There are several integrations with IT security tools to facilitate hash searches. For example, MISP has a hashlookup expansion module. MISP is a threat intelligence platform and can contain a significant number of IoCs (Indicators of Compromise). The hashlookup module can be used to better contextualize these indicators and verify if the origin of a file is already known.
Florian Roth’s tool munin also integrates hashlookup support in addition to other sources like CAPE, VirusTotal, HybridAnalysis.
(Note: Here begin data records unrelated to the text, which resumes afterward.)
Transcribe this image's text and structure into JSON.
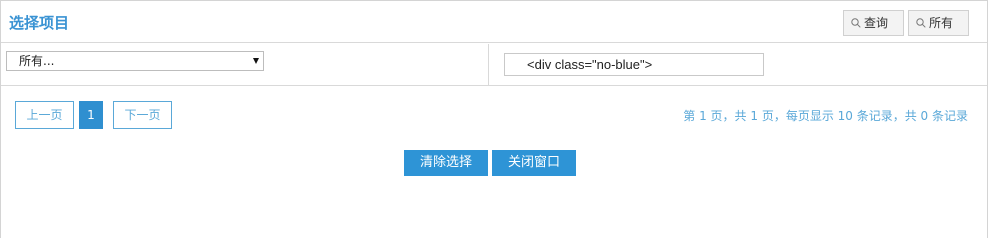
{
  "header": {
    "title": "选择项目",
    "query_label": "查询",
    "all_label": "所有"
  },
  "filter": {
    "select_value": "所有...",
    "input_value": "<div class=\"no-blue\">"
  },
  "pagination": {
    "prev_label": "上一页",
    "current_page": "1",
    "next_label": "下一页",
    "summary": "第 1 页，共 1 页，每页显示 10 条记录，共 0 条记录"
  },
  "actions": {
    "clear_label": "清除选择",
    "close_label": "关闭窗口"
  },
  "colors": {
    "accent": "#2e94d6",
    "title": "#3a93d3",
    "pager_text": "#5aa8d8"
  },
  "icons": {
    "search": "search-icon"
  }
}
Munin operates in three modes:
- A mode where hash extraction is done from raw files;
- A recursive mode that computes all hashes for files discovered recursively;
- A command-line mode to verify a given hash;
This provides an overview of known files as well as potential malware.
There are also several tools with hashlookup integration with FlowIntel and misp-modules to facilitate contextualization.
Conclusion
Hashlookup is a relatively young project but helps to quickly classify file indicators or technical fingerprints in digital forensic cases. Improvements are planned, such as adding metadata on signatures and function exports, as well as the possibility of performing approximate searches based on SSDEEP.
The hashlookup export format is being standardized at the IETF with the publication of a first Internet-Draft. Do not hesitate to propose new sources for metadata, integrate your tools with the hashlookup API, or suggest improvements to the API.